HBF aims to take the high-capacity cost-optimized storage advantages of NAND flash, but apply breakthroughs in manufacturing to greatly improve bandwidth speed. The marriage of the two is a memory semiconductor device that looks similar to the now-familiar HBM.

Sandisk, together with its partner Kioxia, are currently sending product samples to customers of their 3D NAND using 9th gen BiCS (bit-cost scalable) manufacturing process. HBF, which will begin sampling to customers the second half of 2026, stacks up to 16 of these BiCS 9 NAND flash wafers together (using Sandisk’s CBA, or CMOS directly Bonded to Array), with a logic controller device at the bottom to handle read-write communications with the co-packaged GPU, CPU, or TPU. The architecture is thus quite similar to that of the DRAM stacking technique to make HBM.

The potential benefit of HBF, though, is exponentially more storage capacity co-packaged next to those GPUs. For AI inference, this could be a significant improvement versus using just high-bandwidth but lower-storage capacity HBM.

As an important aside, HBF isn’t targeting replacement or competition with HBM. Rather, the hope is HBF will be a new layer in the memory hierarchy, sandwiched between high-capacity NAND flash SSDs/legacy HDDs, and higher-bandwidth DRAM products like HBM.
Should investors care about HBF?
Most certainly, yes. With GPU data center systems (accelerated computing) improving at a far faster pace than memory, the semiconductor world has been working on solutions to bridge the gap. HBF could be one way for that memory capacity-to-bandwidth tradeoff to keep pace with data hungry GPUs.
To help open up HBF to further advancement, Sandisk announced a partnership with SK hynix in 2025 to standardize the technology. Standardization is an important step in the development phase, ensuring that a new product category has interoperability with other semiconductor devices and computing systems and helps pave the way for lower cost mass manufacturing, among other things.
Sandisk and SK hynix officially began standardization work on next-gen HBF in early 2026.

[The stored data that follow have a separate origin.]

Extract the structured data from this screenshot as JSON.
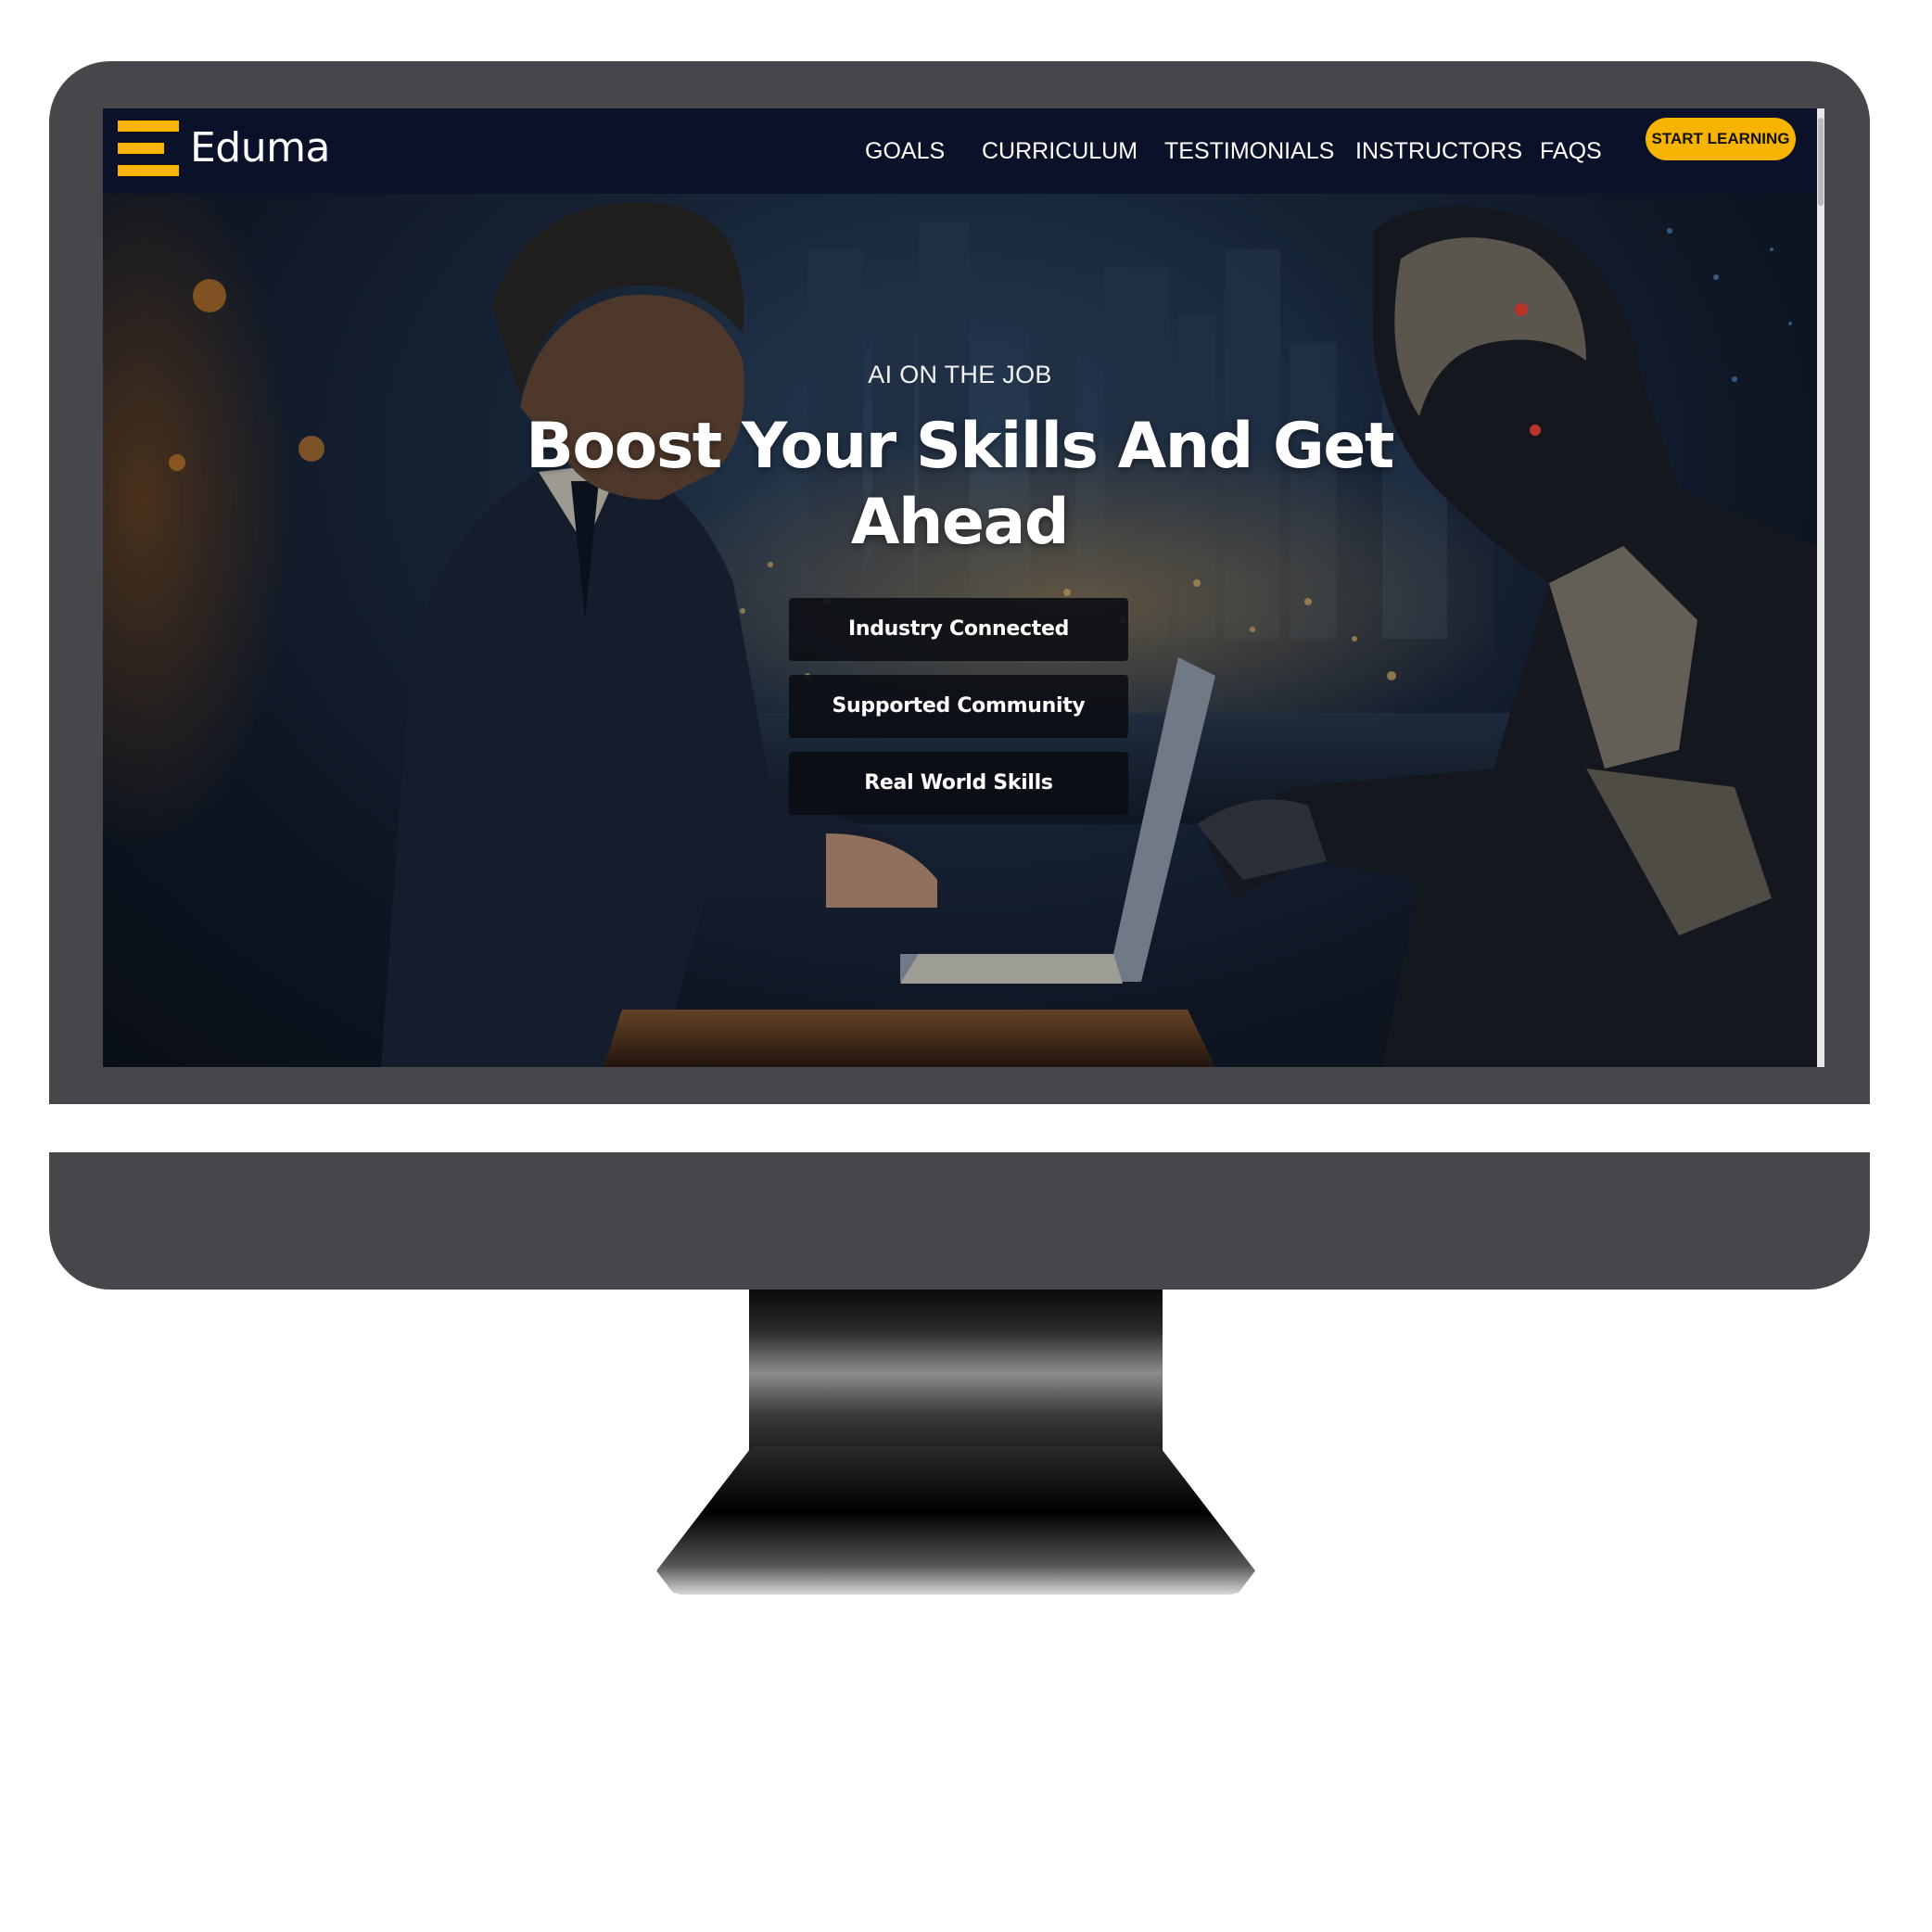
{
  "brand": {
    "name": "Eduma",
    "accent_color": "#f6b300",
    "nav_background": "#0b1129"
  },
  "nav": {
    "links": [
      "GOALS",
      "CURRICULUM",
      "TESTIMONIALS",
      "INSTRUCTORS",
      "FAQS"
    ],
    "cta_label": "START LEARNING"
  },
  "hero": {
    "eyebrow": "AI ON THE JOB",
    "headline": "Boost Your Skills And Get Ahead",
    "features": [
      "Industry Connected",
      "Supported Community",
      "Real World Skills"
    ],
    "illustration": "businessman-with-laptop-facing-robot-night-city"
  }
}
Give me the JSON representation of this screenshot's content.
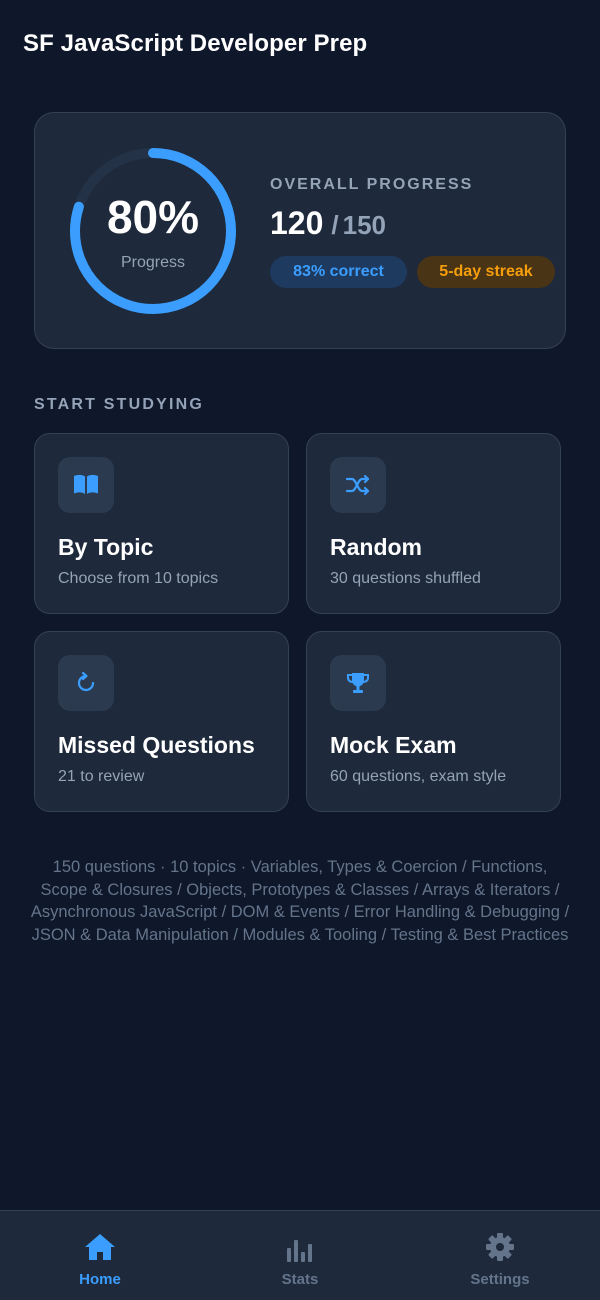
{
  "app": {
    "title": "SF JavaScript Developer Prep"
  },
  "progress": {
    "percent_text": "80%",
    "percent_value": 0.8,
    "ring_label": "Progress",
    "overall_label": "OVERALL PROGRESS",
    "answered": "120",
    "separator": "/",
    "total": "150",
    "correct_badge": "83% correct",
    "streak_badge": "5-day streak"
  },
  "study": {
    "heading": "START STUDYING",
    "modes": [
      {
        "title": "By Topic",
        "subtitle": "Choose from 10 topics",
        "icon": "book-icon"
      },
      {
        "title": "Random",
        "subtitle": "30 questions shuffled",
        "icon": "shuffle-icon"
      },
      {
        "title": "Missed Questions",
        "subtitle": "21 to review",
        "icon": "refresh-icon"
      },
      {
        "title": "Mock Exam",
        "subtitle": "60 questions, exam style",
        "icon": "trophy-icon"
      }
    ]
  },
  "summary": "150 questions · 10 topics · Variables, Types & Coercion / Functions, Scope & Closures / Objects, Prototypes & Classes / Arrays & Iterators / Asynchronous JavaScript / DOM & Events / Error Handling & Debugging / JSON & Data Manipulation / Modules & Tooling / Testing & Best Practices",
  "tabs": [
    {
      "label": "Home",
      "icon": "home-icon",
      "active": true
    },
    {
      "label": "Stats",
      "icon": "bar-chart-icon",
      "active": false
    },
    {
      "label": "Settings",
      "icon": "gear-icon",
      "active": false
    }
  ],
  "colors": {
    "background": "#0f172a",
    "card": "#1e293b",
    "accent_blue": "#3b9eff",
    "accent_orange": "#f59e0b",
    "muted": "#94a3b8"
  }
}
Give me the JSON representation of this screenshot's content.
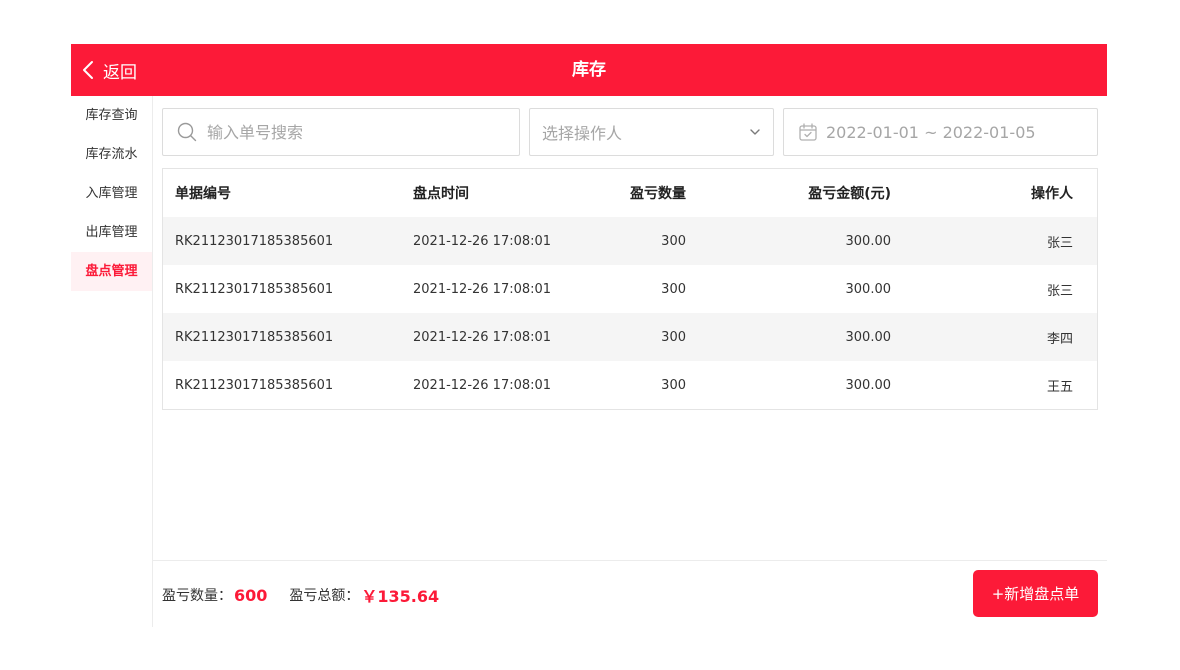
{
  "header": {
    "back_label": "返回",
    "title": "库存"
  },
  "sidebar": {
    "items": [
      {
        "label": "库存查询",
        "active": false
      },
      {
        "label": "库存流水",
        "active": false
      },
      {
        "label": "入库管理",
        "active": false
      },
      {
        "label": "出库管理",
        "active": false
      },
      {
        "label": "盘点管理",
        "active": true
      }
    ]
  },
  "filters": {
    "search_placeholder": "输入单号搜索",
    "operator_placeholder": "选择操作人",
    "date_range": "2022-01-01 ~ 2022-01-05"
  },
  "table": {
    "columns": [
      "单据编号",
      "盘点时间",
      "盈亏数量",
      "盈亏金额(元)",
      "操作人"
    ],
    "rows": [
      [
        "RK21123017185385601",
        "2021-12-26 17:08:01",
        "300",
        "300.00",
        "张三"
      ],
      [
        "RK21123017185385601",
        "2021-12-26 17:08:01",
        "300",
        "300.00",
        "张三"
      ],
      [
        "RK21123017185385601",
        "2021-12-26 17:08:01",
        "300",
        "300.00",
        "李四"
      ],
      [
        "RK21123017185385601",
        "2021-12-26 17:08:01",
        "300",
        "300.00",
        "王五"
      ]
    ]
  },
  "footer": {
    "qty_label": "盈亏数量：",
    "qty_value": "600",
    "amount_label": "盈亏总额：",
    "amount_value": "￥135.64",
    "add_button": "+新增盘点单"
  },
  "colors": {
    "accent": "#fc1a38",
    "active_bg": "#fff1f3",
    "row_shade": "#f5f5f5"
  }
}
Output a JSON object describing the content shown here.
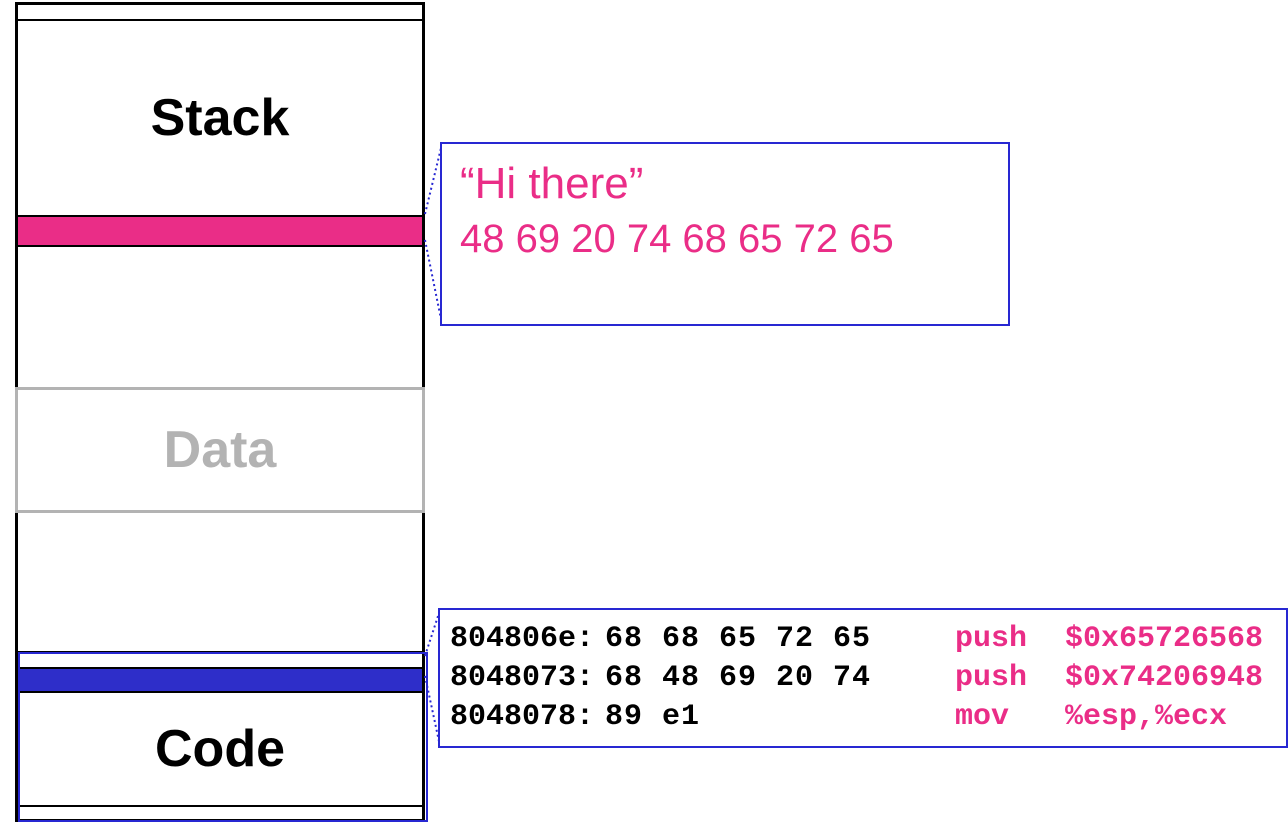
{
  "memory": {
    "stack_label": "Stack",
    "data_label": "Data",
    "code_label": "Code"
  },
  "string_callout": {
    "text": "“Hi there”",
    "hex": "48 69 20 74 68 65 72 65"
  },
  "disasm": {
    "rows": [
      {
        "addr": "804806e:",
        "bytes": "68 68 65 72 65",
        "mnemonic": "push",
        "args": "$0x65726568"
      },
      {
        "addr": "8048073:",
        "bytes": "68 48 69 20 74",
        "mnemonic": "push",
        "args": "$0x74206948"
      },
      {
        "addr": "8048078:",
        "bytes": "89 e1",
        "mnemonic": "mov",
        "args": "%esp,%ecx"
      }
    ]
  },
  "colors": {
    "pink": "#ea2d87",
    "blue_border": "#2828d2",
    "blue_fill": "#2e2ec9",
    "gray": "#b3b3b3"
  }
}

But an important caveat for investors to consider: While early customer samples will begin shipping later this year and into 2027, wider adoption of HBF isn’t expected to pick up pace until late in the 2020s, or “around 2030,” as SK hynix noted in its press release.
Thus, HBF won’t meaningfully contribute to Sandisk/Kioxia’s revenue for some time. At this stage of the AI data center buildout cycle, high-capacity NAND flash is what’s moving the needle as data center operators begin modernizing their long-term storage architecture for the future. And besides NAND flash, HDDs are also still being featured prominently.
And as always, the equipment providers are also involved in the R&D, and will be responsible for developing manufacturing process IP. Suffice to say there’s a long runway of hardware development ahead for these companies, even though their valuations currently sit near the high end of their historical average.